Credit: Lasso Loop Recycling, YouTube

The concept is that you simply insert your recyclable into Lasso, and it handles the rest. The appliance’s cameras and sensors scan the item to determine what it is and if it’s recyclable—if it is, Lasso takes care of all the prep work for recycling. 

Hooked up to water supply similar to a dishwasher, Lasso first steam cleans the item and then crushes it and stores it in separated individual material bins. If the item is not recyclable or not an accepted material, Lasso simply returns the item to you.

Initial models of Lasso are set to prepare and store seven different materials—aluminum, steel, two plastics (PET and HDPE), and three colors of glass (clear, brown, and green).

A connected smartphone app lets you know when the separate material storage bins within the unit are nearly full, and then you can schedule a curbside pickup. By bringing these processes into the home, Lasso obviates the problems with separating and transporting varied recyclable waste streams. 

Lasso is still in development, but according to a Gizmodo article, the company already has the capital to build the devices and plans to start shipping in September 2022, with planned curbside pickup service starting in San Francisco and expanding to other parts of the U.S.

Like many new technologies, however, the unit won’t be cheap—expect prices of around $3,500 once Lasso is available.

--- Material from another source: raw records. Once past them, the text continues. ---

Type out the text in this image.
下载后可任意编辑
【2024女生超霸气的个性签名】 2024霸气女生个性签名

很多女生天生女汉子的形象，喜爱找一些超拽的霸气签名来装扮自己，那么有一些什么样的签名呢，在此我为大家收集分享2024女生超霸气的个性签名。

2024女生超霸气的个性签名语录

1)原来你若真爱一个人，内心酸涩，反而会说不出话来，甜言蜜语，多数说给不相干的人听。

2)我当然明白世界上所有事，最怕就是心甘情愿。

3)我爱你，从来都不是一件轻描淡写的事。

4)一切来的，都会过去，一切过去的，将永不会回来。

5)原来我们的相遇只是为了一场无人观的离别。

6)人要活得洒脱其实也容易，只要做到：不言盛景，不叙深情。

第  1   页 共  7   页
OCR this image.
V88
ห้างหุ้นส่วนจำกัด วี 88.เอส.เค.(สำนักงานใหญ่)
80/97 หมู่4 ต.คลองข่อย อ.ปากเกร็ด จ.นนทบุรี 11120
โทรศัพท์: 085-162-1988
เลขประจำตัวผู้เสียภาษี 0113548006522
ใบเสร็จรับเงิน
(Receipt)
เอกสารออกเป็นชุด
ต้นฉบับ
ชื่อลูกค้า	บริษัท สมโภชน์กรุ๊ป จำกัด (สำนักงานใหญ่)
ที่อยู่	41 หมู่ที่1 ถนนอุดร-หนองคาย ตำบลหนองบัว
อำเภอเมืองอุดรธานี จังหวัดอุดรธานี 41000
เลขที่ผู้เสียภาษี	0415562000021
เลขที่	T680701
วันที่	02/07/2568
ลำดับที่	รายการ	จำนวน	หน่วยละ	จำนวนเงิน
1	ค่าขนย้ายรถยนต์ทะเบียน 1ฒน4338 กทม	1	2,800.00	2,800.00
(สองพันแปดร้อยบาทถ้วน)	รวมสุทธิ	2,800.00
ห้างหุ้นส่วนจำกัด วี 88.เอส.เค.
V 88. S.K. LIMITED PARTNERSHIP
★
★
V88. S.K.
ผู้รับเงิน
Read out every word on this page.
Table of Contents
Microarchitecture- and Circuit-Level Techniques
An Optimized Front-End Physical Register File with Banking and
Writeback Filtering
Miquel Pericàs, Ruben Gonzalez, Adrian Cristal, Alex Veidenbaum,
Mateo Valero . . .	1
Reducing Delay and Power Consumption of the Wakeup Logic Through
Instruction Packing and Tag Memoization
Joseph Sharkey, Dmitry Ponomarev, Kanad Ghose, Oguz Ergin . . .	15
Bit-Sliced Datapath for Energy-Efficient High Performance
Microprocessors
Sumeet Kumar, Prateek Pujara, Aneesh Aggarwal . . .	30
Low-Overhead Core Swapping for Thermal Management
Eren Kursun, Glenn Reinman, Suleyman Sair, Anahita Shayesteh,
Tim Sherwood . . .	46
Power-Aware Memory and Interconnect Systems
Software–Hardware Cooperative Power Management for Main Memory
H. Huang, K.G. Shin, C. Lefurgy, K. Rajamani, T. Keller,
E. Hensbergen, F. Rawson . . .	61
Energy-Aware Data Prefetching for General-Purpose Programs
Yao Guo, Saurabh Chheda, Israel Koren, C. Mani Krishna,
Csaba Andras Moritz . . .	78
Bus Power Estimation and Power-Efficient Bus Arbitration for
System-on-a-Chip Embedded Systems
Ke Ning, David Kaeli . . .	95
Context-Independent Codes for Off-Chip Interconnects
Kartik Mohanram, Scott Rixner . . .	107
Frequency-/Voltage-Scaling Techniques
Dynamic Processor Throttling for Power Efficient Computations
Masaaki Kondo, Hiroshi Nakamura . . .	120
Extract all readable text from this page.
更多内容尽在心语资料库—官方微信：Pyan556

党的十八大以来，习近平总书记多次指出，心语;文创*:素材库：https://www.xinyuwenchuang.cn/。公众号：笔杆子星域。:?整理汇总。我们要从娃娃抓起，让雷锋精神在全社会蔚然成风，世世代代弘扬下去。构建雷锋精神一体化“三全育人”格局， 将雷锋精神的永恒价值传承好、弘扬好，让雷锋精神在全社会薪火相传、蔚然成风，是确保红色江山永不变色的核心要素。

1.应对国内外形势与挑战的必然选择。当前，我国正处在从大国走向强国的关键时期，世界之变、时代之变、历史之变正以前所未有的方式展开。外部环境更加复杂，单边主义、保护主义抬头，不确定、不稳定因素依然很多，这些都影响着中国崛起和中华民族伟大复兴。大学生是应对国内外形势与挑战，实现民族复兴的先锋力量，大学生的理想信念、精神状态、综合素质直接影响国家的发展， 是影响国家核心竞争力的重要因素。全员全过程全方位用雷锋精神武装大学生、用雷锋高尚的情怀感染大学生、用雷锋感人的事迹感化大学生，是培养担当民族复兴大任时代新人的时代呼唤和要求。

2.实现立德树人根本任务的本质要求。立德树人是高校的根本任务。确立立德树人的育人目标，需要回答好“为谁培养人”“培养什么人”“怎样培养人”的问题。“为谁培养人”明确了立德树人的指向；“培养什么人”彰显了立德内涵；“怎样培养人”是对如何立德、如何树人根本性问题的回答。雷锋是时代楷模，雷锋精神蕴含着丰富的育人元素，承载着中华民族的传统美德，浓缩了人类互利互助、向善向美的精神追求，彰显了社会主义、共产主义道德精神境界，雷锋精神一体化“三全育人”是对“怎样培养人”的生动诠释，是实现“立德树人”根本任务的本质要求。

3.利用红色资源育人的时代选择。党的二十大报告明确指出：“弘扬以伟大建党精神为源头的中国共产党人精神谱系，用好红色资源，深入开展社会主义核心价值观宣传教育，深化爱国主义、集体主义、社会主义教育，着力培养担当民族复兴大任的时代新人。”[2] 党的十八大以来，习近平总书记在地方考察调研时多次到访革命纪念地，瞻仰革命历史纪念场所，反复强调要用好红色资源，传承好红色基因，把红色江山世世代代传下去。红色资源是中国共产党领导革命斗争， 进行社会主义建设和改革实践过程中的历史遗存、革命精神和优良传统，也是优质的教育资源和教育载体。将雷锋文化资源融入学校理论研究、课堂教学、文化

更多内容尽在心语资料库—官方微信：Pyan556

Yet refrigerators also were not cheap when they were first introduced to consumers, Lasso CEO Aldous Hicks argues in his TEDx Talk about the technology.

Credit: TEDx Talks, YouTube

The price would be expected to decrease with more widespread adoption, and Hicks also hints at other potential solutions as well as expanded capabilities in a Lasso blog post: “Without giving away too much, I can say that the second Lasso model will be able to accept paper and cardboard, plastic film and food scraps. By the time the second model is delivered, Lassos will also be offered as a service model, with an affordable annual service fee rather than an upfront appliance purchase cost. In keeping with a fast-growing technology company, all free cash flow is plowed back into R&D to drive down the costs and bring the follow-on products to market.”

Of course, having high-quality pure material waste streams also are valuable potential resources for consumers, so another option to offset cost of the device could be to sell these materials resources to companies—a potential solution, but one that would require reimagining the infrastructure and supply chain.

Ultimately, Lasso really is designed as a fully contained home recycling solution, one that could have a real impact if the concept catches on and its inventors can deliver on the technology’s promise. My fingers are crossed.